The Importance of Enhancing Financial Support for Students’ Mental Health
In 2024, the Ministry of Health and Welfare initiated a new mental health program called the “National Mental Health Investment Support Program.” It is a program designed to bolster mental healthcare infrastructure in Korea, with the goal of reducing depression and anxiety rates. Korea has the highest anxiety rate among OECD countries, and university students are far from immune to this trend. According to the 2023 CNU Mental Health Survey, about 34 percent of respondents had at least "moderate anxiety," while 11 percent had "high" or "very high" anxiety. Recognizing the troubling importance of these figures, the Chonnam Tribune delved into whether current support from the university, specifically through its counseling services, is sufficient to meet students' mental health needs.
University Counseling Services
CNU has the Student Counseling Center in the Student Union 1 building. It has professional counselors who can help students cope with anxiety. Counseling services are divided into personal and group counseling. Personal counseling is conducted individually with one counselor per student. Group counseling involves approximately 10 people gathered based on similar types of anxiety. Group members share their experiences with peers, enabling them to learn from and empathize with others as well as to feel less alone in their struggles.

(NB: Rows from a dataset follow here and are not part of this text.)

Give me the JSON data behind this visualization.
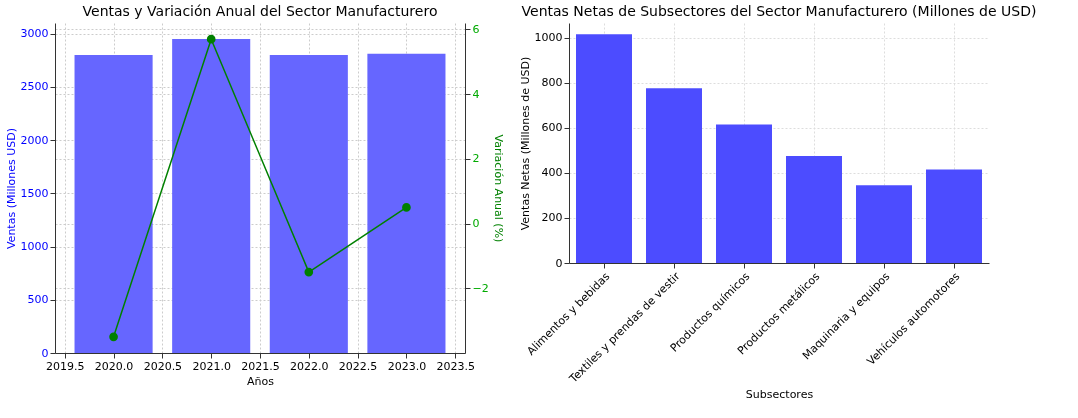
{
  "chart_data": [
    {
      "type": "bar",
      "title": "Ventas y Variación Anual del Sector Manufacturero",
      "xlabel": "Años",
      "ylabel": "Ventas (Millones USD)",
      "y2label": "Variación Anual (%)",
      "x": [
        2020,
        2021,
        2022,
        2023
      ],
      "series": [
        {
          "type": "bar",
          "color": "#6666ff",
          "values": [
            2800,
            2950,
            2800,
            2810
          ]
        },
        {
          "type": "line",
          "axis": "y2",
          "color": "#008000",
          "marker": "circle",
          "values": [
            -3.5,
            5.7,
            -1.5,
            0.5
          ]
        }
      ],
      "xlim": [
        2019.4,
        2023.6
      ],
      "xticks": [
        {
          "value": 2019.5,
          "label": "2019.5"
        },
        {
          "value": 2020,
          "label": "2020.0"
        },
        {
          "value": 2020.5,
          "label": "2020.5"
        },
        {
          "value": 2021,
          "label": "2021.0"
        },
        {
          "value": 2021.5,
          "label": "2021.5"
        },
        {
          "value": 2022,
          "label": "2022.0"
        },
        {
          "value": 2022.5,
          "label": "2022.5"
        },
        {
          "value": 2023,
          "label": "2023.0"
        },
        {
          "value": 2023.5,
          "label": "2023.5"
        }
      ],
      "ylim": [
        0,
        3100
      ],
      "yticks": [
        0,
        500,
        1000,
        1500,
        2000,
        2500,
        3000
      ],
      "y2lim": [
        -4,
        6.2
      ],
      "y2ticks": [
        {
          "value": -2,
          "label": "−2"
        },
        0,
        2,
        4,
        6
      ],
      "grid": true
    },
    {
      "type": "bar",
      "title": "Ventas Netas de Subsectores del Sector Manufacturero (Millones de USD)",
      "xlabel": "Subsectores",
      "ylabel": "Ventas Netas (Millones de USD)",
      "categories": [
        "Alimentos y bebidas",
        "Textiles y prendas de vestir",
        "Productos químicos",
        "Productos metálicos",
        "Maquinaria y equipos",
        "Vehículos automotores"
      ],
      "series": [
        {
          "color": "#4c4cff",
          "values": [
            1015,
            775,
            615,
            475,
            345,
            415
          ]
        }
      ],
      "ylim": [
        0,
        1065
      ],
      "yticks": [
        0,
        200,
        400,
        600,
        800,
        1000
      ],
      "grid": true
    }
  ]
}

Apart from these counseling services, the center offers a helpful array of resources, including yoga and meditation-based stress management programs, smartphone and gambling addiction rehabilitation programs, and diverse psychological testing services. In 2023, 218 students attended personal counseling, 5,527 students took psychology tests, and 1,765 students participated in education programs. The survey further reported that more than 83 percent of respondents intended to visit the center if they needed professional help, while more than 90 percent of respondents who had utilized the center's services reported satisfaction with their experiences there. The center therefore appears to making a substantial positive impact on students' wellness.
Issues with the Current System
Despite their satisfaction with the services provided, students often have a long wait prior to receiving counseling. The center does not have enough rooms or counselors to meet the student body's growing demand for them. Sun Jin (Counselor, Student Counseling Center) said, “During exam weeks and beginning of each semester, the volume of students applying counseling services exceeds our capacity to provide them, so applicants have to wait up to a month for appointments.” The center only has four personal counseling rooms serving a university with more than20,000 students, a ratio which is proving to be quite insufficient. On top of that, the center relies heavily on temporarily employed counselors, meaning there is a high turnover rate. Of the 14 counselors employed there, only four are permanent, leading to constant turnover that deprives many students of the stable counseling relationships required to make sustainable progress in coping with depression, anxiety, and other mental health issues.
In addition, the center just initiated a program to provide online English counseling services for international students on Nov. 8. Prior to November, only the Graduate School offered online English counseling services for international graduate students. Umarov Vakhidjonovich (Senior, Dept. of Faculty of Business Administration) said, "I did not know such counseling services were offered by our university. I think counseling in foreign languages not only should be available but rather needs to be offered to meaningfully support international students." In fact, the center already posted a job opening for an English-speaking counselor multiple times on their website, but it has been to no avail Instead, they decided to offer online English counseling services to follow the graduate school’s lead.
Insufficient Financial Support
The university’s financial support for the center is neither sufficient nor stable. More than 90 percent of the budget for the center is from the National University Development Project, a government program primarily designed to help public universities increase their competitiveness. This project administered via a yearly contract, whose budget allotments change every year. Some years more support is given, and in some years it is less. These unpredictable budgetary fluctuations are why the university has to rely upon temporary counselors; it's impossible to know how many will be able to remain on staff each new fiscal year. Any university's ability to sufficiently protect its students' mental health under such conditions is questionable.
Also, the university’s criteria for the center’s budgeting are unclear. Budget allotments, including those for indispensable services such as counseling, should be determined by transparent, publicly available procedures rather than the personal opinions of university administrators. In this respect, Jeong Ju-ri (Professor, Dept. of Education), managing director of the Student Counseling Center, noted, “The current budget system is quite strange. The budget depends too heavily on the whims of rotating university administrators. It fluctuates whenever a high-ranking official is replaced. It almost feels like students' mental health is not one of the university’s priorities.”
Toward Better Counseling Services
The benefits of counseling are numerous and well established. Prof. Jeong said, “People who receive counseling show scientifically proven benefits to their psychological health. Though medications may be able to relieve certain symptoms through neurotransmitter modulation, counseling focuses on the process of resolving problems that cause mental health symptoms.” Thus, the university needs to increase its financial commitment to resolving the student counseling center's budgetary issues in order to provide adequate mental health services for its students. Enhancing the quality of counseling services will help students attain greater academic success and, more importantly, help them live happier and healthier lives, leading to a brighter future for the whole CNU community.